1 Priorité donnée à la classe ouvrière[modifier | modifier le wikicode]

Dans un premier sens, l'ouvriérisme est la tendance, au sein d'un parti politique ou d'une organisation syndicale, à donner une importance particulière, voire centrale, à la classe ouvrière (au sens large de prolétariat).

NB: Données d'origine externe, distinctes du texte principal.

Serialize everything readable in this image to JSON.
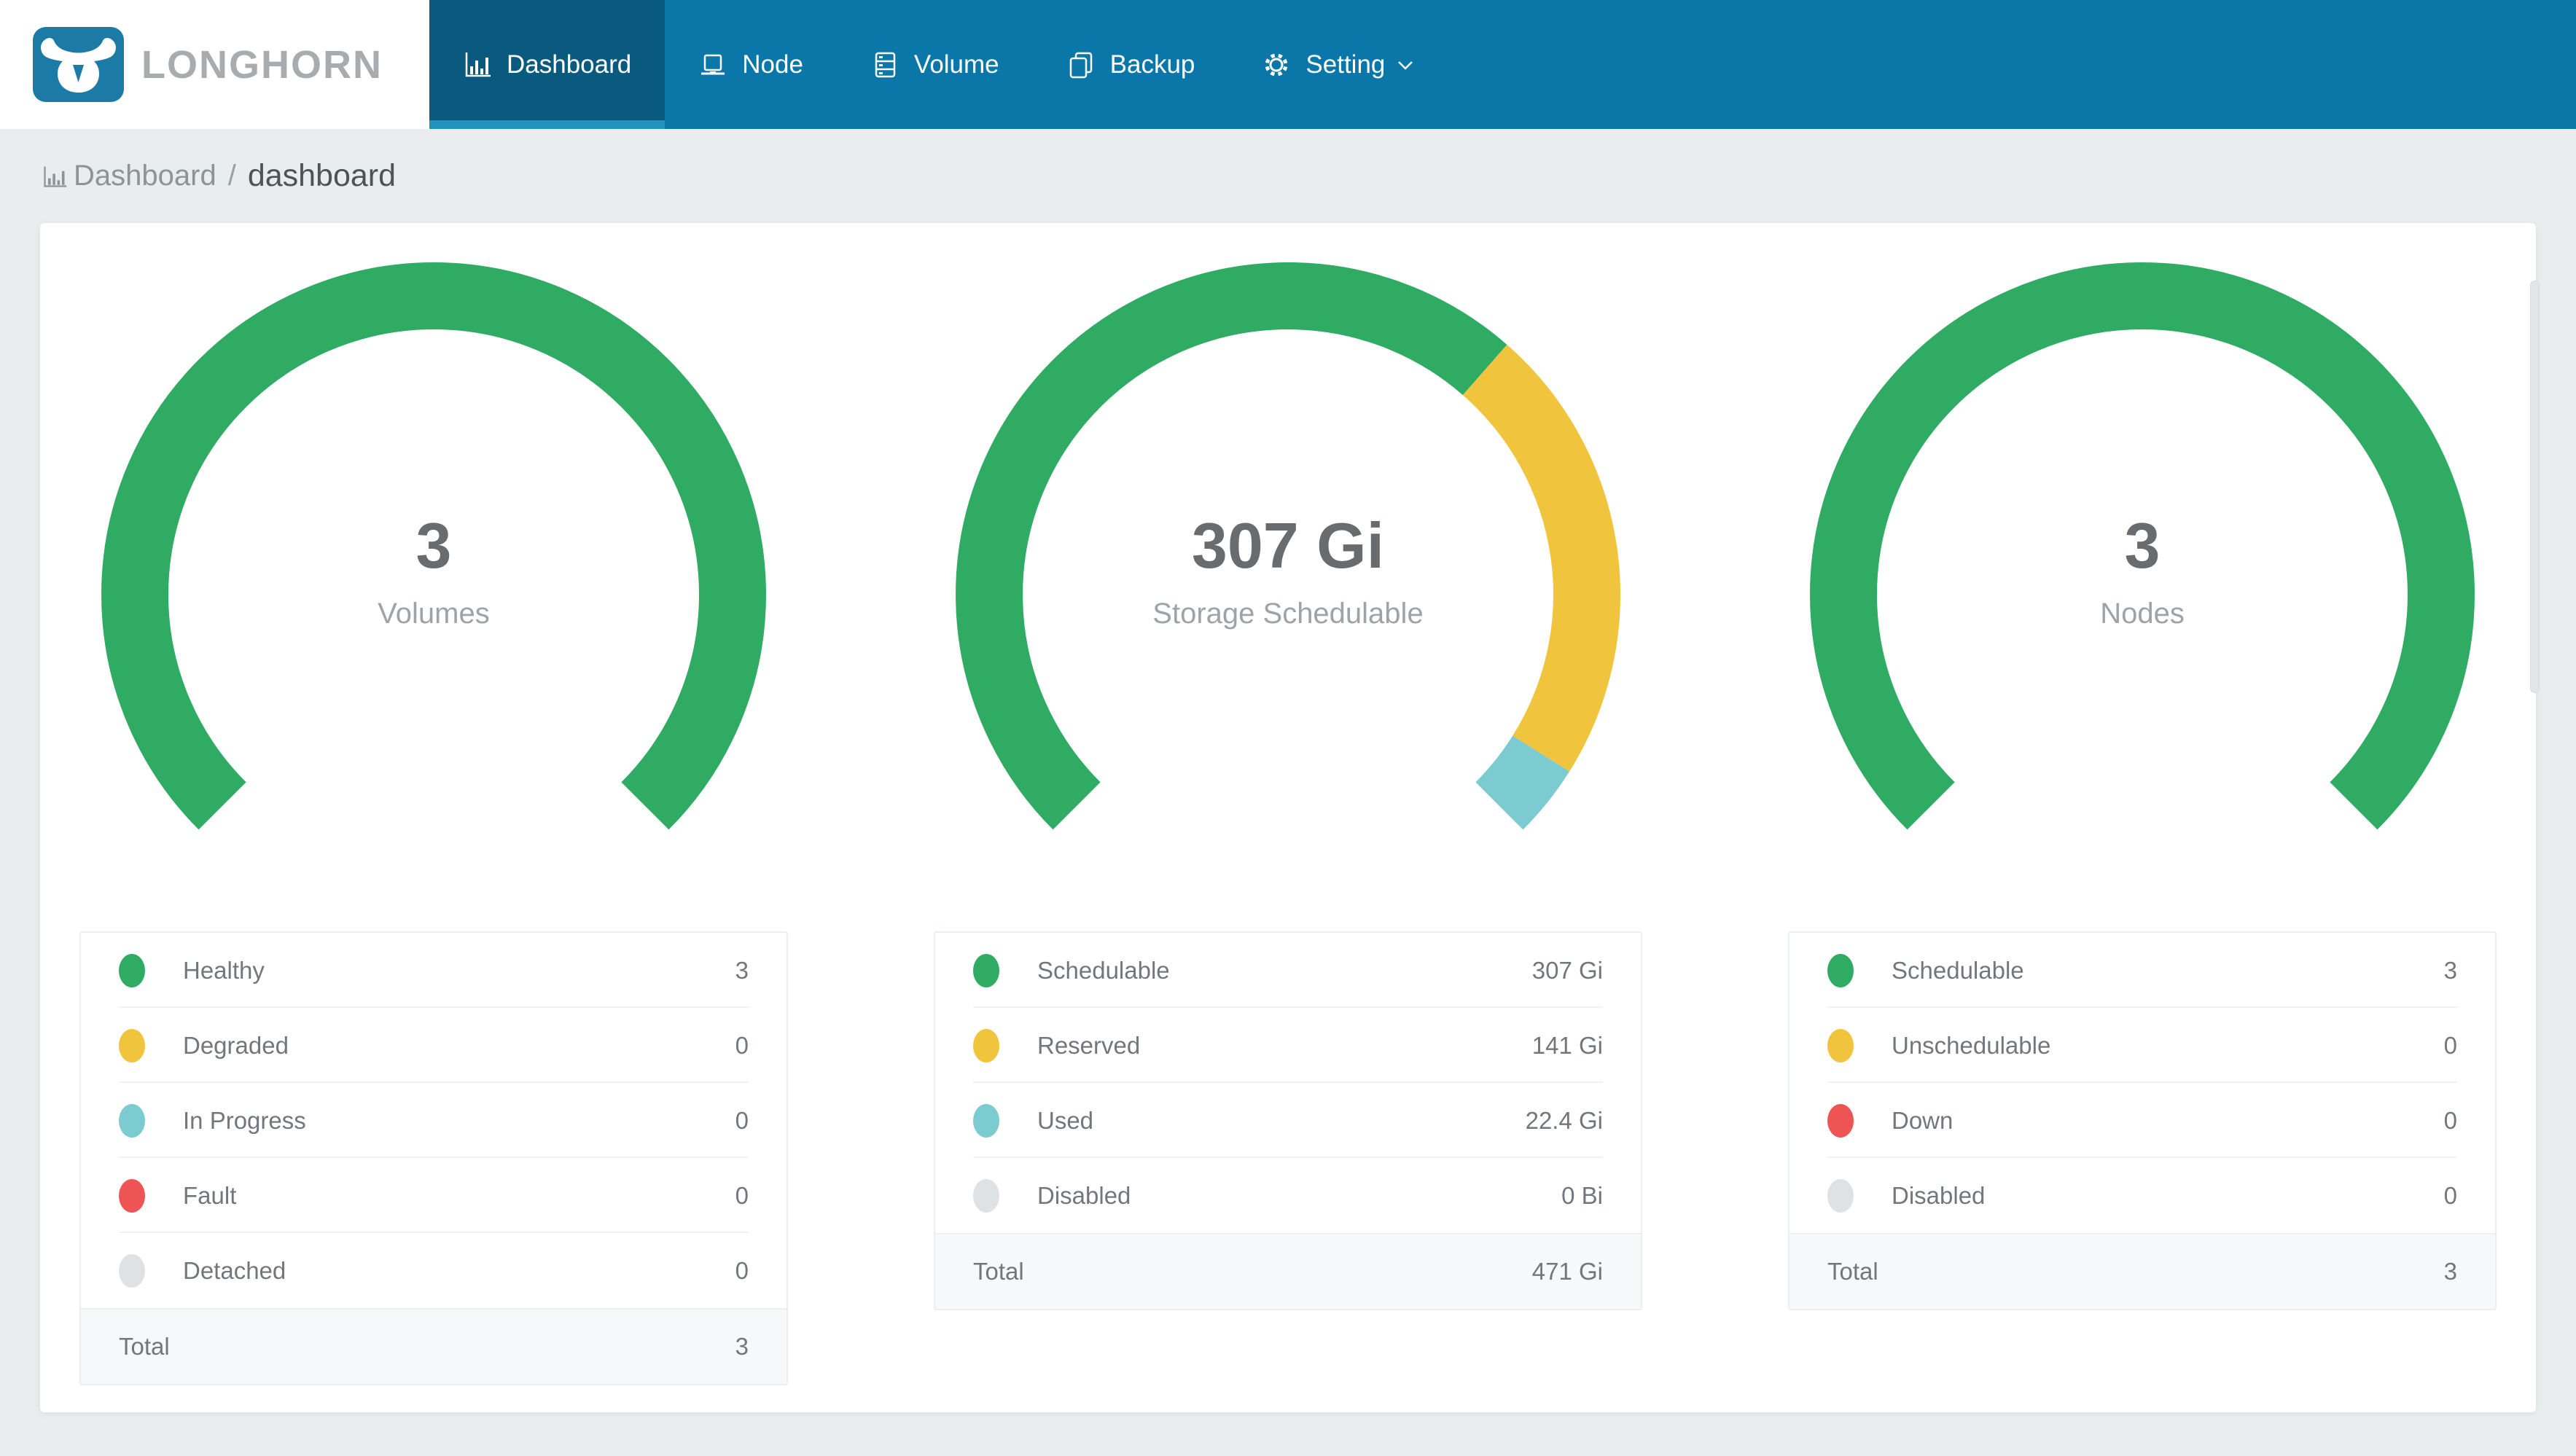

C'est historiquement une caractéristique des partis ouvriers d'inspiration d'inspiration marxiste, puisque le marxisme théorise que le prolétariat est la classe qui peut potentiellement renverser la bourgeoisie et établir le socialisme (centralité du prolétariat).

A l'inverse, la plupart des forces politiques qui revendiquent de servir « l'intérêt général », le « peuple » ou la « nation » entière, représentent en fait la bourgeoisie (classe minoritaire qui ne peut être hégémonique qu'au travers d'une idéologie qui entraîne plus largement qu'elle).

Par exemple, le principal parti républicain de gauche au début du 20e siècle en France était le « Parti radical et radical-socialiste ». Malgré ses discours sur la république sociale, il défendait l'ordre établi et voyait d'un mauvais œil la montée du mouvement ouvrier, et critiquait « l'ouvriérisme » (incarné notamment par la CGT et la SFIO).

Il est à noter par exemple que Victor Serge, avant qu'il soit convaincu du marxisme, a écrit en 1910 un article contre l'ouvriérisme.[1]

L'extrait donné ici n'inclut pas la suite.